申请获得互斥锁,获得后,如果队列未满,则向队列中添加数据,并通知notify其它阻塞的某个线程,唤醒等待获取require互斥锁。如果队列已满,则会wait等待。最后处理完成后释放互斥锁。其中还有阻塞block以及非阻塞,超时等逻辑,可以自己看一下:

    def put(self, item, block=True, timeout=None):
        """Put an item into the queue.

        If optional args 'block' is true and 'timeout' is None (the default),
        block if necessary until a free slot is available.
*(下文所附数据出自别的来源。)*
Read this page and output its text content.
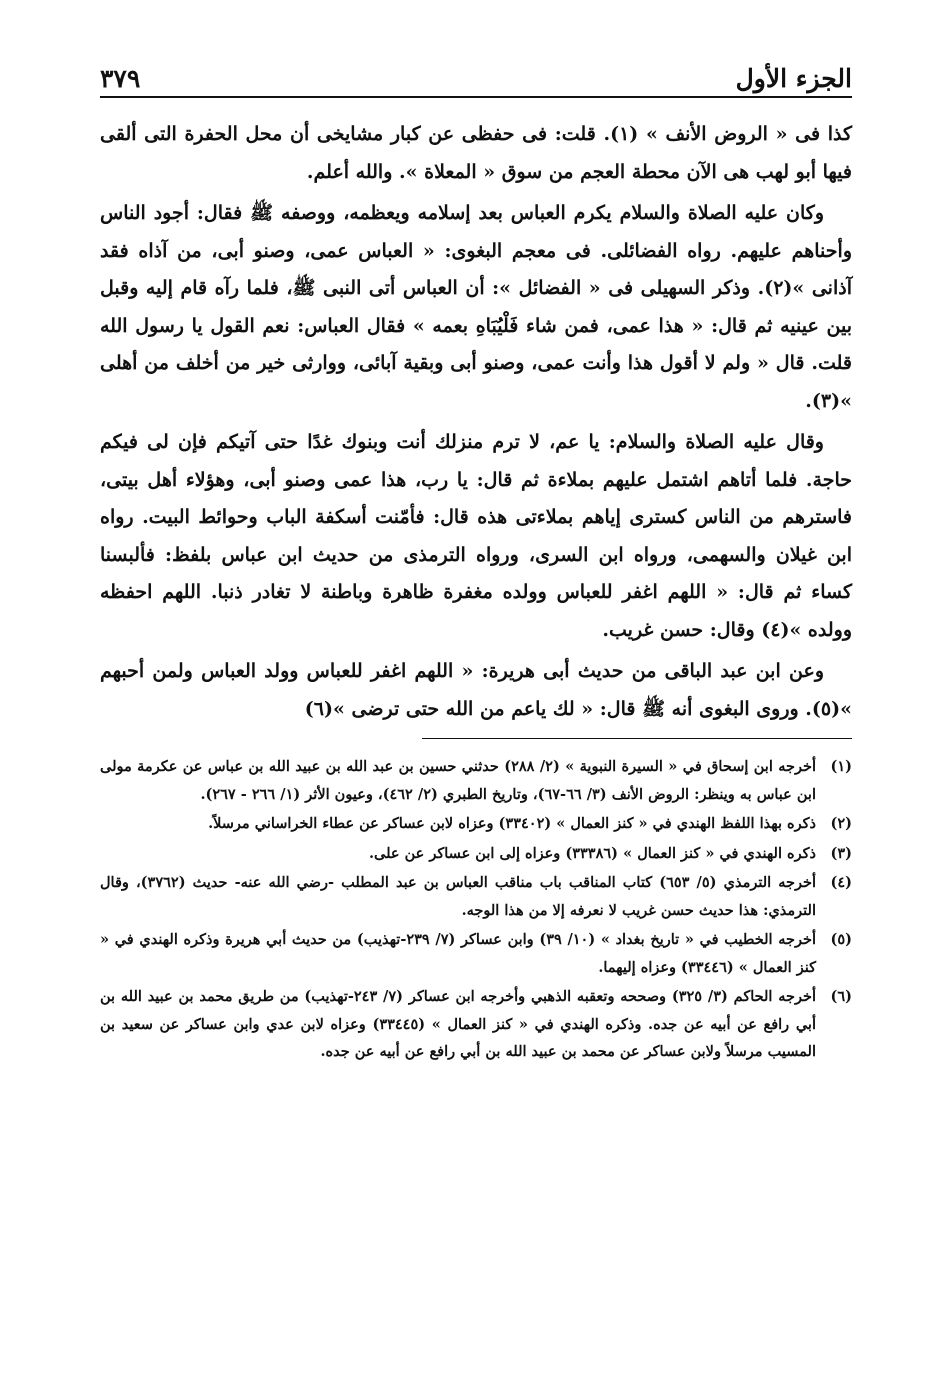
الجزء الأول
٣٧٩

كذا فى « الروض الأنف » (١). قلت: فى حفظى عن كبار مشايخى أن محل الحفرة التى ألقى فيها أبو لهب هى الآن محطة العجم من سوق « المعلاة ». والله أعلم.

وكان عليه الصلاة والسلام يكرم العباس بعد إسلامه ويعظمه، ووصفه ﷺ فقال: أجود الناس وأحناهم عليهم. رواه الفضائلى. فى معجم البغوى: « العباس عمى، وصنو أبى، من آذاه فقد آذانى »(٢). وذكر السهيلى فى « الفضائل »: أن العباس أتى النبى ﷺ، فلما رآه قام إليه وقبل بين عينيه ثم قال: « هذا عمى، فمن شاء فَلْيُبَاهِ بعمه » فقال العباس: نعم القول يا رسول الله قلت. قال « ولم لا أقول هذا وأنت عمى، وصنو أبى وبقية آبائى، ووارثى خير من أخلف من أهلى »(٣).

وقال عليه الصلاة والسلام: يا عم، لا ترم منزلك أنت وبنوك غدًا حتى آتيكم فإن لى فيكم حاجة. فلما أتاهم اشتمل عليهم بملاءة ثم قال: يا رب، هذا عمى وصنو أبى، وهؤلاء أهل بيتى، فاسترهم من الناس كسترى إياهم بملاءتى هذه قال: فأمّنت أسكفة الباب وحوائط البيت. رواه ابن غيلان والسهمى، ورواه ابن السرى، ورواه الترمذى من حديث ابن عباس بلفظ: فألبسنا كساء ثم قال: « اللهم اغفر للعباس وولده مغفرة ظاهرة وباطنة لا تغادر ذنبا. اللهم احفظه وولده »(٤) وقال: حسن غريب.

وعن ابن عبد الباقى من حديث أبى هريرة: « اللهم اغفر للعباس وولد العباس ولمن أحبهم »(٥). وروى البغوى أنه ﷺ قال: « لك ياعم من الله حتى ترضى »(٦)

(١)
أخرجه ابن إسحاق في « السيرة النبوية » (٢/ ٢٨٨) حدثني حسين بن عبد الله بن عبيد الله بن عباس عن عكرمة مولى ابن عباس به وينظر: الروض الأنف (٣/ ٦٦-٦٧)، وتاريخ الطبري (٢/ ٤٦٢)، وعيون الأثر (١/ ٢٦٦ - ٢٦٧).
(٢)
ذكره بهذا اللفظ الهندي في « كنز العمال » (٣٣٤٠٢) وعزاه لابن عساكر عن عطاء الخراساني مرسلاً.
(٣)
ذكره الهندي في « كنز العمال » (٣٣٣٨٦) وعزاه إلى ابن عساكر عن على.
(٤)
أخرجه الترمذي (٥/ ٦٥٣) كتاب المناقب باب مناقب العباس بن عبد المطلب -رضي الله عنه- حديث (٣٧٦٢)، وقال الترمذي: هذا حديث حسن غريب لا نعرفه إلا من هذا الوجه.
(٥)
أخرجه الخطيب في « تاريخ بغداد » (١٠/ ٣٩) وابن عساكر (٧/ ٢٣٩-تهذيب) من حديث أبي هريرة وذكره الهندي في « كنز العمال » (٣٣٤٤٦) وعزاه إليهما.
(٦)
أخرجه الحاكم (٣/ ٣٢٥) وصححه وتعقبه الذهبي وأخرجه ابن عساكر (٧/ ٢٤٣-تهذيب) من طريق محمد بن عبيد الله بن أبي رافع عن أبيه عن جده. وذكره الهندي في « كنز العمال » (٣٣٤٤٥) وعزاه لابن عدي وابن عساكر عن سعيد بن المسيب مرسلاً ولابن عساكر عن محمد بن عبيد الله بن أبي رافع عن أبيه عن جده.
If 'timeout' is
        a non-negative number, it blocks at most 'timeout' seconds and raises
        the Full exception if no free slot was available within that time.
        Otherwise ('block' is false), put an item on the queue if a free slot
        is immediately available, else raise the Full exception ('timeout'
        is ignored in that case).
        """
        self.not_full.acquire()
        try:
            if self.maxsize > 0:
                if not block:
                    if self._qsize() == self.maxsize:
                        raise Full
                elif timeout is None:
                    while self._qsize() == self.maxsize:
                        self.not_full.wait()
                elif timeout < 0:
                    raise ValueError("'timeout' must be a non-negative number")
                else:
                    endtime = _time() + timeout
                    while self._qsize() == self.maxsize:
                        remaining = endtime - _time()
                        if remaining <= 0.0:
                            raise Full
                        self.not_full.wait(remaining)
            self._put(item)
            self.unfinished_tasks += 1
            self.not_empty.notify()
        finally:
            self.not_full.release()


queue.get(self, block=True, timeout=None)函数:

从队列中获取任务,并且从队列中移除此任务。首先尝试获取互斥锁,获取成功则队列中get任务,如果此时队列为空,则wait等待生产者线程添加数据。get到任务后,会调用self.not_full.notify()通知生产者线程,队列可以添加元素了。最后释放互斥锁。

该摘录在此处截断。